Multiplayer online battle arena, or MOBA, is perhaps the most-used phrase you’ll hear in gaming this year. Many developers already have or are in the process of making their own free-to-play MOBA, including a veteran studio that isn’t afraid of adding one more game to that crowded list.
Set for release in 2014 (with a beta planned in the fall) for PC, Mac, and Linux, Strife is S2 Games’ second MOBA. Its first, Heroes of Newerth, will live side by side with it. The developers showed off Strife last week at an event in Sausalito, Calif., and gave me an exhaustive overview of their goals and motivations for the new game.
Strife is a MOBA: Two teams of five choose their characters, pick a path or lane to fight in, and try to destroy each other’s bases using their abilities and A.I.-controlled creatures. But the most intriguing part of Strife are the ideas that you don’t normally find in a MOBA. Here’s a rundown of six features that stood out.
Creating a deep backstory
S2 Games introduced us to Strife by talking about its extensive backstory, which is usually missing or tacked on in other MOBAs. Strife’s world consists of six different planes: Gale (high-fantasy realm), Tempra (fire and ice), Vorbis (cybernetic and underwater theme), Nestra (astrological), Lyrie (plants and animals), and an evil plane that remains closed off from the rest.
Characters from these different places gather for the Trials of Strife, a training ground that serves as the setting for the many online battles that will take place. Each hero has a specific reason for fighting, and you’ll see some of these tales in short animated clips, similar to what Valve did with Team Fortress 2. S2 is going to explore the plot outside of the game as well. It plans to have a Wikipedia-style site that breaks down the lore and a comic book series from Teenage Mutant Ninja Turtles co-creator Kevin Eastman.
Unleash the Krytos
Locked away near the center of the map is Krytos, a giant and powerful ape who’ll aid whichever team defeats the boss guarding him. After you collectively decide which lane he should run through (if you’re playing by yourself with A.I. teammates, you can just click one of the lanes), Krytos respawns on your side and smashes his way to the enemy base by attacking and disabling the deadly towers. He’s got a lot of health, but a well-coordinated team can take him down.
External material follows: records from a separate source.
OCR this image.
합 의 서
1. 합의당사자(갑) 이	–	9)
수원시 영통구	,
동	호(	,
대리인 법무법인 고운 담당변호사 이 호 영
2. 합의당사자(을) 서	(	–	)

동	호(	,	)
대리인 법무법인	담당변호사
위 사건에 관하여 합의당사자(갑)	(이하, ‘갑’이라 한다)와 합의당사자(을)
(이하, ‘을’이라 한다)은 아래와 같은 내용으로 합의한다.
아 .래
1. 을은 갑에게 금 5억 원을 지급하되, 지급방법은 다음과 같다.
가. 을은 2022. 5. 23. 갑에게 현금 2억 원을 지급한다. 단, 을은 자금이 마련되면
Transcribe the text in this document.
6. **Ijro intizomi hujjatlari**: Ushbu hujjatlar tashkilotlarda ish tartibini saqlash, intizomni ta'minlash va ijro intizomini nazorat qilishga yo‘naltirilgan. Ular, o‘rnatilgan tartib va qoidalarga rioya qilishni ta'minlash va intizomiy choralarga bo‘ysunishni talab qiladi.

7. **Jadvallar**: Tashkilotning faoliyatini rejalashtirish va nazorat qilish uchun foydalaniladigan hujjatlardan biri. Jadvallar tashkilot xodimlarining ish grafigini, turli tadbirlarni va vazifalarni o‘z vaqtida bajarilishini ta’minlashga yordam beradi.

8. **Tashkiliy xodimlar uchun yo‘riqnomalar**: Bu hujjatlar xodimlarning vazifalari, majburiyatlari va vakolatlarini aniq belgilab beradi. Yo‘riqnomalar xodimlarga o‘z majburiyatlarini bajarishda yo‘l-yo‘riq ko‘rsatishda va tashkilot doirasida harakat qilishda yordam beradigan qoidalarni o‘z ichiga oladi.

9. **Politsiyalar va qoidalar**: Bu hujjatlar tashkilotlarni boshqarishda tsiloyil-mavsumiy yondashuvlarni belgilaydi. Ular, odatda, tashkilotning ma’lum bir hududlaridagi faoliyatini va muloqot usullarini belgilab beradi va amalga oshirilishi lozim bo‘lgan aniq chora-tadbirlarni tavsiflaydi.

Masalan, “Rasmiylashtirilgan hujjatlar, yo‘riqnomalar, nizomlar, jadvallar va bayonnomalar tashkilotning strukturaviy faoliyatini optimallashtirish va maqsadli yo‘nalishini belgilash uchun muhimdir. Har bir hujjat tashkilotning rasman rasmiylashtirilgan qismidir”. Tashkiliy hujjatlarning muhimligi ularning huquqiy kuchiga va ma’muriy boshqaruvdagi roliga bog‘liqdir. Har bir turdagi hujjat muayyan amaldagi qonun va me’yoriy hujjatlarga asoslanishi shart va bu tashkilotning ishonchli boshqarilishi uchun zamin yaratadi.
The philosophy behind Krytos is to give players the option to “create action” instead of passive gameplay, especially in matches where the winning team ends up playing defensively to protect their lead.
A ‘significantly less’ number of heroes
Some MOBAs have hundreds of characters to learn and master, but Strife will have much less than that — the developers would only say that it will not end up anywhere near 100. Due to this smaller pool of choices, Strife doesn’t have rigid specializations, like tanks (characters with high health) or support classes. Characters do have stats and abilities that fit into those traditional definitions, but they’re also flexible and well-rounded enough to occupy other roles.
Part of the thinking behind this is to get rid of the hostility among teams when specific roles aren’t represented on the field, a discrepancy that might lower your chances of winning. In Strife, you can play and customize your hero to whatever style that suits you.